Polislerse çok mühim bir vazife yerine getirmekteydiler, öğretmenimizin dediği gibi. Yoksul ve çalışkan milletimiz, polislere mi, jandarmaya mı, askere mi çalışsın bilememekteydi. Vali konakları güzeldi ama. Valiler çok çalışırlardı, çünkü devleti temsil etmekteydiler. Devlet de bizi temsil etmekteydi, yani aslında valiler çok çalışırken, biz millet olduğumuza göre, devleti temsil eden milletin vazifesini yerine getirmiş, bizlerdi. Yani biz, temiz bir lojmanda oturuyorduk, valiler en temiz ve güzel lojmanda oturmaktaydılar, çünkü onlar milletin ta kendileriydi. Milletse, bakkal Hasan amca gibi, bazen kendilerine iyi bakmamakla beraber, aramızdaki en harika şeydi.

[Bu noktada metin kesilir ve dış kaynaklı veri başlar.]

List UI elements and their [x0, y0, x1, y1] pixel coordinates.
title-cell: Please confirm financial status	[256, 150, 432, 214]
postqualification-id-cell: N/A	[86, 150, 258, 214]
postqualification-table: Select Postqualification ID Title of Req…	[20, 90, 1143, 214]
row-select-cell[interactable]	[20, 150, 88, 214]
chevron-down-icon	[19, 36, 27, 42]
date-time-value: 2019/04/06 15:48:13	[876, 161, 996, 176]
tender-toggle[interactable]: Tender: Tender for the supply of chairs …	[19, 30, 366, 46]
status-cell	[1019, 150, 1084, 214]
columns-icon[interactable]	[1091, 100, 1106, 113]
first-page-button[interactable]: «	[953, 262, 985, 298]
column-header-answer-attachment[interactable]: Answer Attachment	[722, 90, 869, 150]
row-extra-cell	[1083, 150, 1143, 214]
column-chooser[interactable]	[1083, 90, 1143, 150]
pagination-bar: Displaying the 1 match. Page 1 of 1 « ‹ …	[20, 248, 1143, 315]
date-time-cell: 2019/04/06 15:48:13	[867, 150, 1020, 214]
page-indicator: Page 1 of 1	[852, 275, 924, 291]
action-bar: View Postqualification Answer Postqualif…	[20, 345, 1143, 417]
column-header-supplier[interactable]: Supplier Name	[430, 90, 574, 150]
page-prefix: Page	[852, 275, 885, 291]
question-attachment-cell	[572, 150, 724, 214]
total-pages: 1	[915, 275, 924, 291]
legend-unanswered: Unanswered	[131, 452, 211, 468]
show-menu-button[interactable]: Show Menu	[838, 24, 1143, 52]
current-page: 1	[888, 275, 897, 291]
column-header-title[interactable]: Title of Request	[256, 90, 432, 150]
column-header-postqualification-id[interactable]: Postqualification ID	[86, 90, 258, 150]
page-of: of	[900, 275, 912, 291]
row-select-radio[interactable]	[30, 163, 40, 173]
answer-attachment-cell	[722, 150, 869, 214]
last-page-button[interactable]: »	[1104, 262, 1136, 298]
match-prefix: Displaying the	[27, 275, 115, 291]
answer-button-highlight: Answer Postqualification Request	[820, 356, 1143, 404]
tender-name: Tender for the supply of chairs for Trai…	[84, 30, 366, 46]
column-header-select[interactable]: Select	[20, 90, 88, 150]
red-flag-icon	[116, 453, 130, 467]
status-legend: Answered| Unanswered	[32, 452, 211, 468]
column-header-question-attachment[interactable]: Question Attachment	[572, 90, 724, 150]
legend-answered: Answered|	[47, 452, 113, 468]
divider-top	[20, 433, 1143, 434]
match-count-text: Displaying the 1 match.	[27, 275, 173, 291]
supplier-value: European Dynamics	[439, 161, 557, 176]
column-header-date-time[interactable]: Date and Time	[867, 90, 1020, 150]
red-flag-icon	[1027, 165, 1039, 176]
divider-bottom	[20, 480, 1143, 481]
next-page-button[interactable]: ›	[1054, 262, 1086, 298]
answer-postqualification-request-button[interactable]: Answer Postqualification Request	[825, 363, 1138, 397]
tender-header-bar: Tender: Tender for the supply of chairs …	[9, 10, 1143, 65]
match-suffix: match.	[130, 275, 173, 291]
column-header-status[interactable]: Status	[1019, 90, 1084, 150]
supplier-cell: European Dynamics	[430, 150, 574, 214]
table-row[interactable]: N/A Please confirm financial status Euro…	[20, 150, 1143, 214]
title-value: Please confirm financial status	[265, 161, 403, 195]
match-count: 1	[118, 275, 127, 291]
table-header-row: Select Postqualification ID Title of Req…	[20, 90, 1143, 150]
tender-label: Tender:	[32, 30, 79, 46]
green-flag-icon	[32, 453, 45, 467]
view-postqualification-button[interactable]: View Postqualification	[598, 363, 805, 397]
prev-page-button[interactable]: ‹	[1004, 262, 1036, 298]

Biz milletin bize aldığı ayakkabılarla taştan top oynamasak, müdür muavini Abdullah bey çok daha memnun olacaktı. Babamın çamına orak ağacı mı dikmekteydi, ayakkabımla taş tekmelerken. Yoksa, kozalaklar bittiği için mi bulduğumuz toparlacık taşlarla oynamaktaydık ve o taş her zamanki gibi Serkan’ın kafasına mı gelmişti, yoksa Laz İlyas, evleri de hemen okulun karşısındaydı, gene çakallık yapayım derken Serkan’a mı atmıştı taşı. Ya Abdullah öğretmenim, bakkala göndermiyon teneffüste, kozalakla oynatmıyon, yuvarlacık taşla oynayınca da ayakkabıylan babamdan bahsediyorsun.

Babam tonton amcayı severdi, hiç ayakkabını niye eskittin diye de sormazdı; düşününce gerçi o parmağımın kıpkırmızı olduğu şutumda, ayakkabımın suratı da üst kattaki Fadime teyzenin suratını da benzediydi, ona çok kızabilirdi.